Let's say Sam Spade (a licensed PI in the U.S.) is hired to investigate on behalf of a client, Bridget O'Longname, who thinks her husband is cheating on her.  He tails the husband, takes pictures, etc.

Later, the police investigating the husband's murder want to see the results of that investigation, question him, ask him about his interaction with Bridget, etc.

Is there any attorney-client privilege in play?  I imagine it varies by state - I'm kind of looking for a general guideline.

My gut instinct says if the the authorities issue a subpoena, Sam is forced to divulge/turn over materials/testify/etc.  I've googled a bit and there is some privilege if Sam was hired by an attorney (for Briget) and his work was a "work product" for that attorney, but if he's just investigating on her behalf, there's no privilege.

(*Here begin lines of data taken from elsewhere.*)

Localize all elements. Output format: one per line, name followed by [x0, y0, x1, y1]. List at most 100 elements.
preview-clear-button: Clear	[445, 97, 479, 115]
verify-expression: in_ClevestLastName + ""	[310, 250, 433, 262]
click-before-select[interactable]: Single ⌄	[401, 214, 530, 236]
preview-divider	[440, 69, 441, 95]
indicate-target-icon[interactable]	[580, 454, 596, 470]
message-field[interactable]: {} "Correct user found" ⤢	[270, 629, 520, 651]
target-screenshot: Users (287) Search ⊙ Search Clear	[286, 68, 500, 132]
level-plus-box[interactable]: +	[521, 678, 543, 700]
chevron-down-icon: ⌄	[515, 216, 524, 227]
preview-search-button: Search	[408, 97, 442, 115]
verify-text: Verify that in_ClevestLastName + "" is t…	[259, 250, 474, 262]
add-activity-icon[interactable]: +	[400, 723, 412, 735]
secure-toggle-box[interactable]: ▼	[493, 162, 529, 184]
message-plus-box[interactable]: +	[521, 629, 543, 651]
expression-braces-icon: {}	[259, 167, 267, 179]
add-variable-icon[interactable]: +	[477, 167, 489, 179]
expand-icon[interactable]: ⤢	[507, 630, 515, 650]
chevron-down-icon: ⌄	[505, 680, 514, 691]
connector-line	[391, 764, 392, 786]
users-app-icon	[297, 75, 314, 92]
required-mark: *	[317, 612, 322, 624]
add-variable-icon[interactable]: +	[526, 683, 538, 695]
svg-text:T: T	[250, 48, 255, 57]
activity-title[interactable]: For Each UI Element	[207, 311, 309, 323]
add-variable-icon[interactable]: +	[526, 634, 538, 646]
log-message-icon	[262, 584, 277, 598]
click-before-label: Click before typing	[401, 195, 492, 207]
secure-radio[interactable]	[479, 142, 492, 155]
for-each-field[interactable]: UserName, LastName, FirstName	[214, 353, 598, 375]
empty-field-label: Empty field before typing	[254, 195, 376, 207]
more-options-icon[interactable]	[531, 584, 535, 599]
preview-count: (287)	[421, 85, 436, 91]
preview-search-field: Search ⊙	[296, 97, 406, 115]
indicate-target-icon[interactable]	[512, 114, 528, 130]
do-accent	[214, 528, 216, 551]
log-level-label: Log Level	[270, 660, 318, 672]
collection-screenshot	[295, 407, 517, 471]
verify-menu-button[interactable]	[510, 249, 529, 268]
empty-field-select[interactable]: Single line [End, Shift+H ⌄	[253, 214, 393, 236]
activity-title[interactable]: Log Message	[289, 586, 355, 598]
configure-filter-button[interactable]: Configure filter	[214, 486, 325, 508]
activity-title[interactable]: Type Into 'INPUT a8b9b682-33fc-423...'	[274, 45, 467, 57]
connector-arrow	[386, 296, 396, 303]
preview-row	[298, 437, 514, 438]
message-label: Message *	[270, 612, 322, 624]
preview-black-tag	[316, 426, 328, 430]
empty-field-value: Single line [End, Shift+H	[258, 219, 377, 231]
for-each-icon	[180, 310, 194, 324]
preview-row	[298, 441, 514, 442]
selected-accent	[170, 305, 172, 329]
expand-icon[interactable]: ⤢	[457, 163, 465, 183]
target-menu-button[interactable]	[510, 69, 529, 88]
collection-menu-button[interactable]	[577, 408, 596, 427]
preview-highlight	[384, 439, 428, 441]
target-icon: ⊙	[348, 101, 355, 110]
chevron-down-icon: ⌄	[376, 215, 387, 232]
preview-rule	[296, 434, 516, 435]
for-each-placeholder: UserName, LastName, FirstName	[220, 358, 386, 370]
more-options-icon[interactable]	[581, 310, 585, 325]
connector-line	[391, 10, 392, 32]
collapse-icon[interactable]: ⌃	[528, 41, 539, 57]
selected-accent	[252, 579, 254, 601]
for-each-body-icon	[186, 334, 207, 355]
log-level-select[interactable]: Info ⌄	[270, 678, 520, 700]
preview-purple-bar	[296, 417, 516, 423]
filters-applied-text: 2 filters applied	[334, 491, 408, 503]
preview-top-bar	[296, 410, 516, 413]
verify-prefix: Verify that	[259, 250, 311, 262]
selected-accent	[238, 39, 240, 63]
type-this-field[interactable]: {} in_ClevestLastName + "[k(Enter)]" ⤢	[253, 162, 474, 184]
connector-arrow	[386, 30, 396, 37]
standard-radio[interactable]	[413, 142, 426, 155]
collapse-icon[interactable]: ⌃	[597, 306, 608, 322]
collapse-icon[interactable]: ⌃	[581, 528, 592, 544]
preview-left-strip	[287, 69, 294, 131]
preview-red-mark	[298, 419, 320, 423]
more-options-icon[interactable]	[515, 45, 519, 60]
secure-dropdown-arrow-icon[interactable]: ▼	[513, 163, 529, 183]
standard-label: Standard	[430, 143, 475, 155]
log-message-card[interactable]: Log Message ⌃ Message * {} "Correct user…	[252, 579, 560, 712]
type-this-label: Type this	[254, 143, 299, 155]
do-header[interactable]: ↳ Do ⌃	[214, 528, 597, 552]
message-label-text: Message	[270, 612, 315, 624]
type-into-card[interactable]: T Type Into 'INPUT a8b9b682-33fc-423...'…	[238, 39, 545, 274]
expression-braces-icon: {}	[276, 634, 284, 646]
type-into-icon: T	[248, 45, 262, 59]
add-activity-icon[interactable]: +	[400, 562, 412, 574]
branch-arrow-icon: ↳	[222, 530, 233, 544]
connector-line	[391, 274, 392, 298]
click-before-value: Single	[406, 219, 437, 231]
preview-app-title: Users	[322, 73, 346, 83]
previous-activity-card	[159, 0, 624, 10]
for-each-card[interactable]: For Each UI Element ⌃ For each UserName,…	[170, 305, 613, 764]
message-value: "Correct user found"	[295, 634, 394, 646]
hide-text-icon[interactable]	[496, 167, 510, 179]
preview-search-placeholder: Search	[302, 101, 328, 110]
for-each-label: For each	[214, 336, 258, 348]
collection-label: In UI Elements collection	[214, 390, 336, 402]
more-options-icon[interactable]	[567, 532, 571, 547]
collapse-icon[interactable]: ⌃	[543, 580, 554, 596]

But I am not a lawyer...just looking for a general rule on whether a PI's work would be covered by any privilege.


----------



## Plasticweld (Aug 12, 2014)

InstituteMan would more than likely be able to help you here.  I think he writes legal briefs and would be able to point you in the right directions

- - - Updated - - -


----------



## InstituteMan (Aug 12, 2014)

Your gut is correct. If Sam isn't an attorney, there can't be any privilege to what he sees. 

Actually, even he is an attorney, what he saw probably wouldn't be privileged, as privilege only attaches to communications from a client seeking legal counsel/representation (there is broader obligation of confidentiality under legal ethics rules, but those rules allow a breach of confidentiality in the face of a court order). So, if a client is talking to me about her court case while shooting her husband, I can't be compelled to reveal what she told me, but I can be compelled to testify about what I saw.

Work product protects more stuff, like what an attorney or someone working for an attorney learned in research, but work product protection can be broken by court order -- and I can't imagine a court NOT breaking work product protection in a murder case. 

So, even if hired by an attorney, in the scenario you lay out Sam will be subpoenaed and held in contempt of court if he refuses to testify.

Oh, you are also right that this will vary from state to state. As far as I know, though, all of the US would not find any privilege for Sam.

BTW, hi, raindog, welcome to the forums!


----------